Vivek Goyal wrote:
> On Wed, May 06, 2009 at 04:11:05PM +0800, Gui Jianfeng wrote:
>> Vivek Goyal wrote:
>>> Hi All,
>>>
>>> Here is the V2 of the IO controller patches generated on top of 2.6.30-rc4.
>>> First version of the patches was posted here.
>> Hi Vivek,
>>
>> I did some simple test for V2, and triggered an kernel panic.
>> The following script can reproduce this bug. It seems that the cgroup
>> is already removed, but IO Controller still try to access into it.
>>
> 
> Hi Gui,
> 
> Thanks for the report. I use cgroup_path() for debugging. I guess that
> cgroup_path() was passed null cgrp pointer that's why it crashed.
> 
> If yes, then it is strange though. I call cgroup_path() only after
> grabbing a refenrece to css object. (I am assuming that if I have a valid
> reference to css object then css->cgrp can't be null).
> 

Yes, css->cgrp shouldn't be NULL.. I doubt we hit a bug in cgroup here.
The code dealing with css refcnt and cgroup rmdir has changed quite a lot,
and is much more complex than it was.

> Anyway, can you please try out following patch and see if it fixes your
> crash.
...
> BTW, I tried following equivalent script and I can't see the crash on 
> my system. Are you able to hit it regularly?
> 

I modified the script like this:

======================
#!/bin/sh
echo 1 > /proc/sys/vm/drop_caches
mkdir /cgroup 2> /dev/null
mount -t cgroup -o io,blkio io /cgroup
mkdir /cgroup/test1
mkdir /cgroup/test2
echo 100 > /cgroup/test1/io.weight
echo 500 > /cgroup/test2/io.weight

dd if=/dev/zero bs=4096 count=128000 of=500M.1 &
pid1=$!
echo $pid1 > /cgroup/test1/tasks

dd if=/dev/zero bs=4096 count=128000 of=500M.2 &
pid2=$!
echo $pid2 > /cgroup/test2/tasks

sleep 5
kill -9 $pid1
kill -9 $pid2

for ((;count != 2;))
{
        rmdir /cgroup/test1 > /dev/null 2>&1
        if [ $? -eq 0 ]; then
                count=$(( $count + 1 ))
        fi

        rmdir /cgroup/test2 > /dev/null 2>&1
        if [ $? -eq 0 ]; then
                count=$(( $count + 1 ))
        fi
}

umount /cgroup
rmdir /cgroup
======================

I ran this script and got lockdep BUG. Full log and my config are attached.

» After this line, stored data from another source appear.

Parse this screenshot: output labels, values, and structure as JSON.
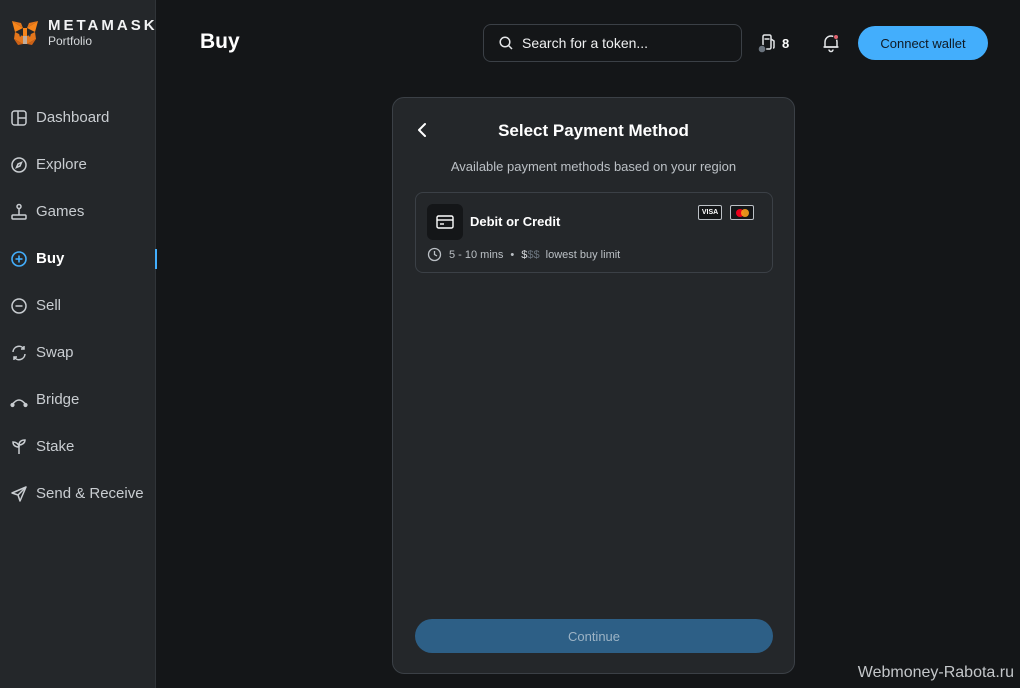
{
  "brand": {
    "name": "METAMASK",
    "sub": "Portfolio"
  },
  "nav": [
    {
      "label": "Dashboard",
      "icon": "dashboard-icon"
    },
    {
      "label": "Explore",
      "icon": "compass-icon"
    },
    {
      "label": "Games",
      "icon": "joystick-icon"
    },
    {
      "label": "Buy",
      "icon": "plus-circle-icon",
      "active": true
    },
    {
      "label": "Sell",
      "icon": "minus-circle-icon"
    },
    {
      "label": "Swap",
      "icon": "swap-icon"
    },
    {
      "label": "Bridge",
      "icon": "bridge-icon"
    },
    {
      "label": "Stake",
      "icon": "sprout-icon"
    },
    {
      "label": "Send & Receive",
      "icon": "send-icon"
    }
  ],
  "header": {
    "title": "Buy",
    "search_placeholder": "Search for a token...",
    "gas_value": "8",
    "connect_label": "Connect wallet"
  },
  "card": {
    "title": "Select Payment Method",
    "subtitle": "Available payment methods based on your region",
    "method": {
      "name": "Debit or Credit",
      "brands": [
        "VISA",
        "mastercard"
      ],
      "time": "5 - 10 mins",
      "cost_active": "$",
      "cost_inactive": "$$",
      "limit": "lowest buy limit"
    },
    "continue_label": "Continue"
  },
  "watermark": "Webmoney-Rabota.ru",
  "colors": {
    "accent": "#43aefc",
    "background": "#141618",
    "surface": "#24272a"
  }
}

Actually this can be triggered with the following steps on my box:
# mount -t cgroup -o blkio,io xxx /mnt
# mkdir /mnt/0
# echo $$ > /mnt/0/tasks
# echo 3 > /proc/sys/vm/drop_cache
# echo $$ > /mnt/tasks
# rmdir /mnt/0

And when I ran the script for the second time, my box was freezed
and I had to reset it.

> Instead of killing the tasks I also tried moving the tasks into root cgroup
> and then deleting test1 and test2 groups, that also did not produce any crash.
> (Hit a different bug though after 5-6 attempts :-)
> 
> As I mentioned in the patchset, currently we do have issues with group
> refcounting and cgroup/group going away. Hopefully in next version they
> all should be fixed up. But still, it is nice to hear back...
>